Expanding the Parenting Circle

EXPANDING THE PARENTING CIRCLE


I LOVE THAT I AM MOM.  My daughter once pointed out that she holds the special spot in my life of being the only child to grow in my womb.  That does give us a bond that says I am her primary parent.  I love being her primary person. 

But her dad and I have been divorced since she was three, and her stepmother has been in her life almost as long (and her stepfather a few years after that).  That means that while I am her primary parent, Julie has a lot of other parents.  And a lot of other parent figures. 

Now, that could feel threatening to me.  But it’s not.  Instead, it is a source of supreme comfort.  Seriously.  Parenting is a lot of pressure.  I can think of dozens of ways—mostly small but some large, too—that I have messed up.  On the other hand, I can also think of ways that Julie’s stepmom or aunts or grandmothers or good family friends have gotten it right.  They have been able to provide what I wasn’t at the time Julie needed something.

The biggest example of other adults providing help where I couldn’t was when I got remarried.  Because I got married in India and didn’t know I was getting married (long story!), that meant that a) the kids were not with us and b) we did not prepare the kids for our marriage in the way that I normally would have.  You can imagine the guilt I have felt over that—guilt that was reinforced by how long my daughter stayed mad at me.  Thank goodness Julie had my friend Leslie during this time.  Julie spent lots of hours at Leslie’s (supposedly to play with Leslie’s daughter, but I know that she saw Leslie as someone who absolutely understood and who (unlike my family) didn’t take my side but just kept agreeing with Julie that having your mom remarry must be really hard).    

Think of who the special adults have been in your life.  Middle school is a stage where kids begin to examine the world through their own lens.  Up until that point, they follow their parents’ views on things pretty closely.  I was miserable in middle school.  But my school librarian was a big help.  She seemed to get me.  She was ready to listen to me without lecturing.  Even when I complained about my mother, she acknowledged my feelings but didn’t make me feel bad for feeling them.  At that stage in my life, I was busy trying to pull away from my mother in order to get some space to figure out who I was.  No matter how much she wanted to, she was not the person who could help me at that point.  It took an outside, caring adult

It was just lucky that I found Mrs.

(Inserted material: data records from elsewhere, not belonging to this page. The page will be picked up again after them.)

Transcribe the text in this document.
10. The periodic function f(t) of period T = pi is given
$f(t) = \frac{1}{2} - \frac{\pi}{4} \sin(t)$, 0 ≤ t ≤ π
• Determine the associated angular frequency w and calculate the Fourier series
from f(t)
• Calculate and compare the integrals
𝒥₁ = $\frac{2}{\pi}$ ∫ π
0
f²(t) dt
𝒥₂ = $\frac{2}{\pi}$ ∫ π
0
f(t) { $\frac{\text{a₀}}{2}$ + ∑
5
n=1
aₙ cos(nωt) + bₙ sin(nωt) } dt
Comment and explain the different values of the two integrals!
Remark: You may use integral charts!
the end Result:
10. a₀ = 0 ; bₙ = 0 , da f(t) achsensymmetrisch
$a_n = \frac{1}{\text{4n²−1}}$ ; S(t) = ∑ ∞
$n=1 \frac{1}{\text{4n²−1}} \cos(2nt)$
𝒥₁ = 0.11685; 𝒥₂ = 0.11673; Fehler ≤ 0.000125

Anderson, the school librarian, but I also had my godmother.  She was someone my parents had deliberately chosen to be an extra adult in my life.  She loved me and cared deeply for me, but because I wasn’t ultimately her responsibility, she could love me exactly as I was.  Unlike a parent whose job it is to civilize a child (to set expectations for him, to hold him accountable, to push him beyond what he can see for himself), a godparent’s job is mostly just to be there as a wise advisor.  The godparent can give counsel, but the child has no obligation to follow it. That means the child is much more likely to listen (even if the message is pretty much what the parents have been saying al along.  Whereas my godmother clucked over her own boys like a nervous mother hen, with me she could be supremely confident that “only nice things could come to such a nice girl.”

Parents can do much to extend the family circle beyond the nuclear family.  Obviously, how you interact with adults around you will signal to your child how comfortable you are with particular adults as people.  You can go one step farther, though, by helping your children to connect to potential caring adults.  Point those people out.  Guide your children when they might have an interest in common with a caring adult.  Maybe you find out that a teacher at your child’s school exhibits her own art.  You yourself don’t know Jackson Pollock from a Kindergarten project.  By suggesting to your child that she show the artist teacher her work, you are telling your child that you honor her interest in art even if you don’t know anything about it. 

Populating your child’s life with a circle of adults to love and support her is an excellent example of being the architect of your family.  You don’t have to do all the heavy lifting yourself, but the design will be yours.